Is your organization’s approach to enterprise service management enabling a better EX?  If not, here are three things you can do:

  • Automate the obvious – not just within IT, but across the organization. Those simple, but repetitive and tedious tasks currently requiring human intervention can be better served by automation.  Automation in turn enables employees to work at their own pace on their own schedule, which is a satisfier when it comes to EX.

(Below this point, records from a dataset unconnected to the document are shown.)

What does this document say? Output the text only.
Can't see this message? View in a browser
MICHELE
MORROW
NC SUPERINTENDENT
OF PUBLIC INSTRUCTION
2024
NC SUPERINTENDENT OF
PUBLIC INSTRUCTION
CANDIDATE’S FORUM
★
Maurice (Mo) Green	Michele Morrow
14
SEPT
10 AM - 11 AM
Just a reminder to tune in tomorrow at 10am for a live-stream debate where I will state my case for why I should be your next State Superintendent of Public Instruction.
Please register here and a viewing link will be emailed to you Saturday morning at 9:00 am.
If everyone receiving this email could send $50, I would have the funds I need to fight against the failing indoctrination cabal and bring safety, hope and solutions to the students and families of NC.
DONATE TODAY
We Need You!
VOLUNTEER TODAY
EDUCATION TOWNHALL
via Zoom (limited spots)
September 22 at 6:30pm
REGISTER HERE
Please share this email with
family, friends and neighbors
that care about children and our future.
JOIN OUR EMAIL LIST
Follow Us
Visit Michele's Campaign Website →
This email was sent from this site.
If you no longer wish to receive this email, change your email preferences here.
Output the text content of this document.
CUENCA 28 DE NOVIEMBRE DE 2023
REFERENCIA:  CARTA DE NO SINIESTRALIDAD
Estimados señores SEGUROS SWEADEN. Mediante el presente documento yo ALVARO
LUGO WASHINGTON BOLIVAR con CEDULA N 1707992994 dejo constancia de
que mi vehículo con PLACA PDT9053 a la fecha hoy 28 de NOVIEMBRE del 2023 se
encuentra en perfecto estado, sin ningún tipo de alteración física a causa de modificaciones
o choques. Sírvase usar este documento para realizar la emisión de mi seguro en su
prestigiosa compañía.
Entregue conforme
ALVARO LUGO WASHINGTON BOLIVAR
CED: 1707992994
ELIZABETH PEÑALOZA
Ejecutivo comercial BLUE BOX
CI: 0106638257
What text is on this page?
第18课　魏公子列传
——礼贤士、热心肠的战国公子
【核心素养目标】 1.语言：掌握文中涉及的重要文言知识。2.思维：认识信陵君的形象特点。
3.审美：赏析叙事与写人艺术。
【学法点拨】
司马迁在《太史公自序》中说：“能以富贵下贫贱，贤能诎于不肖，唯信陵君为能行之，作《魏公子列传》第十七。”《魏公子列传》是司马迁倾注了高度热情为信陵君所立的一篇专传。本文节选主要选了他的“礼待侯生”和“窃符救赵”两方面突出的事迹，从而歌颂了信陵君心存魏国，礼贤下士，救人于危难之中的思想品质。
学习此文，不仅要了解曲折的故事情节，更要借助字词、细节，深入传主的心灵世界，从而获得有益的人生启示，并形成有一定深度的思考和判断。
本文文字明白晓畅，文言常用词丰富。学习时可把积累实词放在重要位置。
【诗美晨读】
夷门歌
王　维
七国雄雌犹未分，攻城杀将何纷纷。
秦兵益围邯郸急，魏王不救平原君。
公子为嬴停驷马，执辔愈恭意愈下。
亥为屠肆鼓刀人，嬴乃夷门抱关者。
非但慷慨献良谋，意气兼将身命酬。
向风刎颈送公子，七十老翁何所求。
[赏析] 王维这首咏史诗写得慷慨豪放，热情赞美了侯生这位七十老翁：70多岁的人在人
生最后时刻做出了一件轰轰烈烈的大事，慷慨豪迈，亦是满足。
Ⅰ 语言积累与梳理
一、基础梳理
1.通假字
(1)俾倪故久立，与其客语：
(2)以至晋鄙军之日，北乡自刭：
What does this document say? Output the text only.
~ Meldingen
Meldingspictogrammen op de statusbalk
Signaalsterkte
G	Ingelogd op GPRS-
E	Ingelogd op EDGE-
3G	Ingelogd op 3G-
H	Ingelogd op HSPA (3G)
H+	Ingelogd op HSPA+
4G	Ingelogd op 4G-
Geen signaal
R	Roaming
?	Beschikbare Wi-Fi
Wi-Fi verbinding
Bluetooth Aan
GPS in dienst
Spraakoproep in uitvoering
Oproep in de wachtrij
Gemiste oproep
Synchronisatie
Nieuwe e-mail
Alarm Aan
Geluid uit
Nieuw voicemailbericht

  • Identify and map enterprise value streams. Most value streams within an organization cross departmental boundaries.  For example, take onboarding a new employee.  Not only is HR involved, but also IT and Facilities. Where are the handoffs?  What work can be done in parallel?   Mapping and understanding how work and value flows through the organization is critical for enabling positive EX. Are there any gaps or delays in how work and value flows through the organization?  How does technology and process enable those value streams – and are there opportunities to optimize those value streams?
  • Develop employee journey maps. Employee Journey Maps (EJM) are similar to customer journey maps but are focused on the employee’s journey with an organization. Where does an employee encounter friction? Can the use of technology or automating processes eliminate that friction?

While good EX is largely the result of nurturing the desired culture within an organization, ESM can augment that experience through proactive management of work streams, well defined and streamlined processes, and delivering valuable products and services. Yes, good ESM can make for better EX!